MASHPEE – Dozens of students from high schools across the Upper Cape will participate in an inaugural hackathon Friday as part of Massachusetts STEM Week.

Mashpee Public Schools and the Mashpee Wampanoag Tribe have partnered to host the event which will include 8th to 12th grade students from Bourne, Falmouth, Sandwich and Upper Cape Tech.

The will be held at the Mashpee Wampanoag Tribe Community & Government Building and begin at 9 a.m.

Organizers expect about 20 students to participate from each school.

Students will form teams and create projects that benefit the local community using hacking and computer science skills. They will have the opportunity to create their own app, program a robot, design a website and use AutoCad software.

Presentations be each team will be made to a panel of judges at the end of the event.

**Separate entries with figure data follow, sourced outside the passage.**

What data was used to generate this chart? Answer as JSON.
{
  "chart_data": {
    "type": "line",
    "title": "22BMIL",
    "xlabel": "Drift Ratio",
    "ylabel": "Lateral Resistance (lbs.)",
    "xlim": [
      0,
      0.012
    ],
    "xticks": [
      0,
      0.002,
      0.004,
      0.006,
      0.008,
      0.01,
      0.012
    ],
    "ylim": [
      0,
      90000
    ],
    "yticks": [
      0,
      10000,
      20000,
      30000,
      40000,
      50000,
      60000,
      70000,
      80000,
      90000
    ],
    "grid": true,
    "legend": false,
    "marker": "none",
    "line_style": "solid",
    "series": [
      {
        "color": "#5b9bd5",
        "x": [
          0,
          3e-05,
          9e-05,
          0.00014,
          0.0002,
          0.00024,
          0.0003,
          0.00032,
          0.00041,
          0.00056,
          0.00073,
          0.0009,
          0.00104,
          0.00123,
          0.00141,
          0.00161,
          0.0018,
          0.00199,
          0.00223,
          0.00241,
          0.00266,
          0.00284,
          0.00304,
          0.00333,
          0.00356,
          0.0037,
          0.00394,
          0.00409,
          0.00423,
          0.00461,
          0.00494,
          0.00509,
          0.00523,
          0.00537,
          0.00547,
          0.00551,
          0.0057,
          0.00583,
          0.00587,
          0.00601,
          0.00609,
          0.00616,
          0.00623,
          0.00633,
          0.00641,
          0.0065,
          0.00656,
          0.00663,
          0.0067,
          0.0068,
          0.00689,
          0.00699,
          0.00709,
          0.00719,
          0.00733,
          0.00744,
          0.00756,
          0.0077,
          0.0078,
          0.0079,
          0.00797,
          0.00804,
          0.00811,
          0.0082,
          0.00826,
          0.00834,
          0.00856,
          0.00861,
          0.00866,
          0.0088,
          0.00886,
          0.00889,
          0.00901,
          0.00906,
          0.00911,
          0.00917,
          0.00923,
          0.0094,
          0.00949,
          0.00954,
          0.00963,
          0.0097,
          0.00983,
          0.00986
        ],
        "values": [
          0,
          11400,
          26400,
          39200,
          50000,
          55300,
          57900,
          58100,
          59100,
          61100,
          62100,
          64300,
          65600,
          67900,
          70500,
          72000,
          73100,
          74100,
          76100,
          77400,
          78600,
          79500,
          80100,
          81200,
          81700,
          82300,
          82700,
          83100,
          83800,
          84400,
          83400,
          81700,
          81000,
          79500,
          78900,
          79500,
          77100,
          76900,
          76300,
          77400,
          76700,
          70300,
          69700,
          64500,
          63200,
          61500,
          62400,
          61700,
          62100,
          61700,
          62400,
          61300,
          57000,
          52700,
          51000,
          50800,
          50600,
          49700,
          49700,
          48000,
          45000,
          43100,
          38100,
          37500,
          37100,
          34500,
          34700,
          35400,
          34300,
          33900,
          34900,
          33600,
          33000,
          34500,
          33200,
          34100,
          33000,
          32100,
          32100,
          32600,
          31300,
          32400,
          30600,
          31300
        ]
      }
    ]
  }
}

Cynthia Wigren, the CEO and Co-Founder of the Atlantic White Shark Conservancy will be the keynote speaker for the event.

Mashpee Public Schools Technology/Engineering/Robotics Teacher Amanda Hough said she is excited to bring this opportunity to Upper Cape students.

“This Hackathon will allow students to work outside their schools with other students and alongside industry professionals to experience the Wampanoag culture, and explore computer science skills,” Hough said. “It is my dream day for students as a STEM teacher.”

Mashpee Public Schools Superintendent Patricia DeBoer said Hackathon is another partnership event that reinforces that the Upper Cape is “a Connected Community.”

“It’s an opportunity for students from across several Cape schools to get together and interact with each other, and team up with different students to problem solve some sort of real situations that hopefully will help out the Cape,” DeBoer said.

DeBoer said the program is important because it allows the students who are participating to be role models.

“What they are getting to do is problem solve and take risks and collaborate and be creative, and that is what we want our students to have opportunities to do more of,” DeBoer said. “We hope once they graduate they will be leaders in that type of work.”

DeBoer said she hopes students take away the energy and passion for exploring and being creating.

“[I hope] they are appreciative of the efforts that they have to work with others and see that they can create better things together than sometimes we can as independent workers,” she said.

Mashpee Wampanoag Tribal Chairman Cedric Cromwell said the event is a great opportunity for all students to explore technology and test their creativity.

“Just think, the next Steve Jobs, or even Mary Ross, the first Native American woman aerospace engineer may be in our midst,” he said.

Mashpee students had an opportunity to participate in a hackathon off Cape last year and Hough worked on bringing a similar opportunity close to home.

DeBoer said using the Wampanoag Community Center as a venue was a perfect fit.

“The Mashpee Wampanoag Tribe has such a beautiful facility and we are always trying to have opportunities for more people to see that space and enjoy that space and learn about the culture,” DeBoer said.

Massachusetts STEM Week 2019 runs from October 21 through October 25 and is organized by the Executive Office of Education and the STEM Advisory Council in partnership with the state’s nine Regional STEM Networks.

STEM Week is a statewide effort to boost the interest, awareness and ability for all learners to envision themselves in STEM education and employment opportunities, and compliment the formal instruction happening in Massachusetts schools.